Speaking with Todd McLellan, he gave what I found to be a thought-provoking answer to the question, of how do you work on finishing.
It’s obviously situational, there’s not a one-size fits all approach. No two chances are the same. There’s the thought of can you work on that in a practice setting, but also the thought of does too much focus on that one area lead to complications. Do you want your players thinking in situations where they should be instinctively reacting?
“Sometimes the more you work on it, the tighter the guys squeeze the stick,” McLellan said. “You can tell the guys that have played before, you sometimes go away from it. We talk a lot about our 2-on-1’s and now they get in the situation and instead of naturally reading what’s there, they begin to think and they squeeze the sticks. We’ve got to be careful. In and around the blue paint, we worked on some of that stuff today.”
McLellan praised Saturday’s opponent, the Carolina Hurricanes, for their play around the net and called that an area of emphasis both offensively and defensively. Net play today centered around a specific drill the team ran midway through practice, which focused on smaller area situations around the net. 1-on-1 battles, 2-on-2 battles that benefitted all involved.
From an offensive perspective, there are the repetitions of getting shots, followed by second and third opportunities. Defensively, the Kings were able to work on tying up and boxing out, with goaltenders also tested in those situations. A drill that, ideally, benefitted all involved.
“We’re working on boxing out, clearing the crease, goalies are getting stress situations there,” McLellan added. “Offensive and defensive, those are the best kinds of drills you can come up with, where everybody benefits from it. It was really short bursts, so we weren’t expending a lot of energy, but we were specifically working on situations.”
Answer The Kale
With now nine games under his belt, defenseman Kale Clague is settling into his role with the Kings.
He’s averaged just over 18 minutes per game, he’s stepped into a spot on the top power-play unit and he’s finally getting an extended run of games here with the Kings, after playing sporadically over the last two seasons. Todd McLellan took some time to reflect a bit on Clague’s path this morning.
“To think about what [Kale]’s been through as an individual, he’s been in our organization for a long time, he’s waited for his opportunity,” McLellan said. “He earned an opportunity a little bit last year, didn’t quite capitalize on it. This year, he had to start down below, an opportunity knocked at his door, it doesn’t matter how you get here and who’s paying the price for that, but he got here and he’s played pretty well for us since then.”
McLellan touched on Clague’s time with the first power-play unit, and said that at times, he’s still finding his way there. It can take some adjusting to enforce your own game on a unit that features so many highly skilled offensive players. The man advantage is Clague’s place to shine right now and he’s slowly but surely doing those things on the top unit.

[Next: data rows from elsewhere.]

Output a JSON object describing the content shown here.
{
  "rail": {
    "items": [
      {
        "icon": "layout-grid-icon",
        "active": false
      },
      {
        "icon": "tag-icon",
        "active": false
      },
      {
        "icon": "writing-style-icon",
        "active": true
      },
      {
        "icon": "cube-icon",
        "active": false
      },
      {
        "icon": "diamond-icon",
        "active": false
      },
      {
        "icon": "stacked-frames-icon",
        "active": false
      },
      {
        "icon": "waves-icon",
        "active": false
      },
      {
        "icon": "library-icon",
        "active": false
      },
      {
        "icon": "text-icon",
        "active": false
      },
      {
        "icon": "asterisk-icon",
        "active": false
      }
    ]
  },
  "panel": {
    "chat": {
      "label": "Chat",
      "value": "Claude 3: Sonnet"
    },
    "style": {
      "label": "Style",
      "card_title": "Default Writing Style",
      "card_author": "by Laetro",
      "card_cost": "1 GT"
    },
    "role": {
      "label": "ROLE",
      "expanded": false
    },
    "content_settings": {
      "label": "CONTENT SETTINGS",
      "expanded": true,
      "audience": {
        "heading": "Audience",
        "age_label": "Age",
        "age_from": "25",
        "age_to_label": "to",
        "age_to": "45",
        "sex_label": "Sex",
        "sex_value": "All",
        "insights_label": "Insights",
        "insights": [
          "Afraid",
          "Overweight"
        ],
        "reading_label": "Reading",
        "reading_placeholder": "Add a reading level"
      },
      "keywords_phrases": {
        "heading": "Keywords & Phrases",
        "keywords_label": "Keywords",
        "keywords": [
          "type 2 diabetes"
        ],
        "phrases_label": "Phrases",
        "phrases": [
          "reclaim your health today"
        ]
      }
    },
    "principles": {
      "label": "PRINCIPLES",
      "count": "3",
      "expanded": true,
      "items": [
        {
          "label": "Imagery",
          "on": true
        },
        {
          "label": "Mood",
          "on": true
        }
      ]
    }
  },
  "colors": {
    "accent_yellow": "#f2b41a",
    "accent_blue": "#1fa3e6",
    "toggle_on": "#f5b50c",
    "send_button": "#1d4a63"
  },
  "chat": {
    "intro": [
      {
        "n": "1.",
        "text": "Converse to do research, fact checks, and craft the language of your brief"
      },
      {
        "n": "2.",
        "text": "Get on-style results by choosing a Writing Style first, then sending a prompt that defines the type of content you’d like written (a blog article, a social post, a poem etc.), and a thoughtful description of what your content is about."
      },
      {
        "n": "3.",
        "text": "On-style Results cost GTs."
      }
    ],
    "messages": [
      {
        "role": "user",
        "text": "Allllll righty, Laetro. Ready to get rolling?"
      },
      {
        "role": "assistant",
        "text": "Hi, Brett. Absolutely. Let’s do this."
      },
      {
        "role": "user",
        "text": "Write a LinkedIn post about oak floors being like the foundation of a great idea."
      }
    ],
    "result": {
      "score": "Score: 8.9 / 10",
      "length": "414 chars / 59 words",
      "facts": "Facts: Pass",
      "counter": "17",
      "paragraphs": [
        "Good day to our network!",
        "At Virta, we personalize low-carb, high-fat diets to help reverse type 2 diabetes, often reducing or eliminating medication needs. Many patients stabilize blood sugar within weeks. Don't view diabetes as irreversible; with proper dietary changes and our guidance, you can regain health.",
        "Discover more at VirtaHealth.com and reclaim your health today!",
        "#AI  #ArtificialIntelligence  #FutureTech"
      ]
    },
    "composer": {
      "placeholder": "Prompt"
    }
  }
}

In terms of even strength, Clague has partnered both Alex Edler and Olli Maatta over the last stretch of games. It’s been at even strength that McLellan has seen noticeable growth from Clague, highlighting his positioning, and how that has opened up his physical gifts.
“5-on-5 play, he really understands positioning now, where we want individuals to be on the ice,” McLellan said of Clague. “His time in the organization has helped him in that area, and when he’s positioned well, his size isn’t a detriment. He can use his legs, his mind, his stick to defend and get on offense. We’ve seen a lot of improvement in his game.”
We spoke with Clague himself on a variety of topics earlier today. Hear from the young defenseman below –
The Kings are set to practice again tomorrow at 11 AM at Toyota Sports Performance Center, in advance of Saturday’s matinee game against Carolina. The team is not expected to hold a morning skate on Saturday or Sunday, when they host Arizona at 7 PM.